Likening the Diebold memos to the now-famous Pentagon Papers that revealed U.S. government officials' internal plans for the war in Vietnam, the Swarthmore students convinced peers at more than 50 different universities to heed that call and begin mirroring the Diebold documents.

One of those was C. Scott Ananian, a graduate student in computer science at the Massachusetts Institute of Technology (MIT) and one of three students to mirror the Diebold document's on the campus' network. After downloading the documents from Why War?'s Web site, Ananian posted links to copies of the documents on his work computer on October 27, making the documents accessible through MIT's connection to the Internet.

Prior to posting the documents, Ananian followed reports about security flaws in Diebold systems, including a July report from researchers at Johns Hopkins University about software flaws in Diebold's AccuVote-TS voting terminal. "As a patriotic American, I felt that people needed to know and that I had a duty to tell them about (the Diebold election system problems.) People need to see the primary documents to convince themselves that this stuff is real," Ananian said.

In response to actions by Ananian and others, Diebold moved last week to stamp out online copies of the internal documents. The North Canton, Ohio, company sent cease and desist letters to a handful of U.S. colleges and universities including Swarthmore, MIT and Harvard University.

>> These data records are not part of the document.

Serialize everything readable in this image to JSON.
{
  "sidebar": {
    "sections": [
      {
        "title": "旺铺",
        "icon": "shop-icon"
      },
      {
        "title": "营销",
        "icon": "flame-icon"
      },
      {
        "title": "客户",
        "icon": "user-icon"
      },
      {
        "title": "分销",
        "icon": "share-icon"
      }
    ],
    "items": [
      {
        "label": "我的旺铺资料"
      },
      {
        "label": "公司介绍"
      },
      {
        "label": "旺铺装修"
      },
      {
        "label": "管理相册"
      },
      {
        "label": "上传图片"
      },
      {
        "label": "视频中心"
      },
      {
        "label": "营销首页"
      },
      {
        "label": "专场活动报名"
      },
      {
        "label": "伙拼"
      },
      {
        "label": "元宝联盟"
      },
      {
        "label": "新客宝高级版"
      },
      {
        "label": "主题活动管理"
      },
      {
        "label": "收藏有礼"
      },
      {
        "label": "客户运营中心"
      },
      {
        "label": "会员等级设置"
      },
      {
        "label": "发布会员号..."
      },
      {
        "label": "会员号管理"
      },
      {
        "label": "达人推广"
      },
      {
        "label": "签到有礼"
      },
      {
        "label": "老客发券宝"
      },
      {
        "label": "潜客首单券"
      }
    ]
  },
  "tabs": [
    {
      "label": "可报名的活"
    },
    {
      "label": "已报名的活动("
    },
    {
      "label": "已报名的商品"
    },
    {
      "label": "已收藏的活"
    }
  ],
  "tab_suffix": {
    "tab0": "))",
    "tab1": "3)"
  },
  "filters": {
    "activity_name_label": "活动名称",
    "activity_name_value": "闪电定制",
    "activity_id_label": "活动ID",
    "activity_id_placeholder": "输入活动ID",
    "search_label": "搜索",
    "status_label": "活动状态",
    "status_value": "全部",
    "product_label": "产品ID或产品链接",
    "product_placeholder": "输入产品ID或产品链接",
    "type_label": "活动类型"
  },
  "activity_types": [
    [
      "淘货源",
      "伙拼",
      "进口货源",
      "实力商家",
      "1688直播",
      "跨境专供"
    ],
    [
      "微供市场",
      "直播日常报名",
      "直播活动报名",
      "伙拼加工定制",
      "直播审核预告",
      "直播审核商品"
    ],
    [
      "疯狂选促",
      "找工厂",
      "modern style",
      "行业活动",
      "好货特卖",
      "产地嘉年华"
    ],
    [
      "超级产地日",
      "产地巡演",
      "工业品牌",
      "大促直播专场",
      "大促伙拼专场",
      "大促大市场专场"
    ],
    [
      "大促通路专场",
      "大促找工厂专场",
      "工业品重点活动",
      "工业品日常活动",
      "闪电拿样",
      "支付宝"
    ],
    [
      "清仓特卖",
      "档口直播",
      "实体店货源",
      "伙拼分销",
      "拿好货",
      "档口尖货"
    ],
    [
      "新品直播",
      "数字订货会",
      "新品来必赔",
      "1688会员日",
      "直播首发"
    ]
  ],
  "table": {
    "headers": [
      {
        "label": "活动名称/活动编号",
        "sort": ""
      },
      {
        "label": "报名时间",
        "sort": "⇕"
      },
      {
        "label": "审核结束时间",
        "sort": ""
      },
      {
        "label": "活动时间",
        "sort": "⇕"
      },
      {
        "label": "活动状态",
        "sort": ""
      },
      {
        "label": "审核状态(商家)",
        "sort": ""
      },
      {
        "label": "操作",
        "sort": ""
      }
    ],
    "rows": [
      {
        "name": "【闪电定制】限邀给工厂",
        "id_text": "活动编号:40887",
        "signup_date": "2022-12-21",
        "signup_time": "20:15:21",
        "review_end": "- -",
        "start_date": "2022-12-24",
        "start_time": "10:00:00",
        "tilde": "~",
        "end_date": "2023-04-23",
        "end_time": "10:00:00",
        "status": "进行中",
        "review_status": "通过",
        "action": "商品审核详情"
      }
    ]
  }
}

This week, the San Francisco-based Electronic Frontier Foundation (EFF) and the Center for Internet and Society Cyberlaw Clinic at Stanford Law School in Stanford, California asked a federal judge to issue a temporary restraining order against Diebold on behalf of two Swarthmore students and a nonprofit ISP, The Online Policy Group.

After receiving two cease and desist e-mail messages from Diebold attorneys, MIT acted quickly to remove the copies hosted by Ananian and one other student, according to James Bruce, then vice president for information systems at MIT and currently a special advisor to MIT's Executive Vice President. "We did what we do whenever we receive DMCA complaints, which was to contact the student and tell them they have 48 hours to remove the content. In this case, both students complied," he said.

The Diebold case has not been a topic of conversation on online discussion groups used by his peers at other colleges and universities. Instead, most schools and universities are simply responding to the requests using the well-worn DMCA protocols they've established to handle file swappers, he said.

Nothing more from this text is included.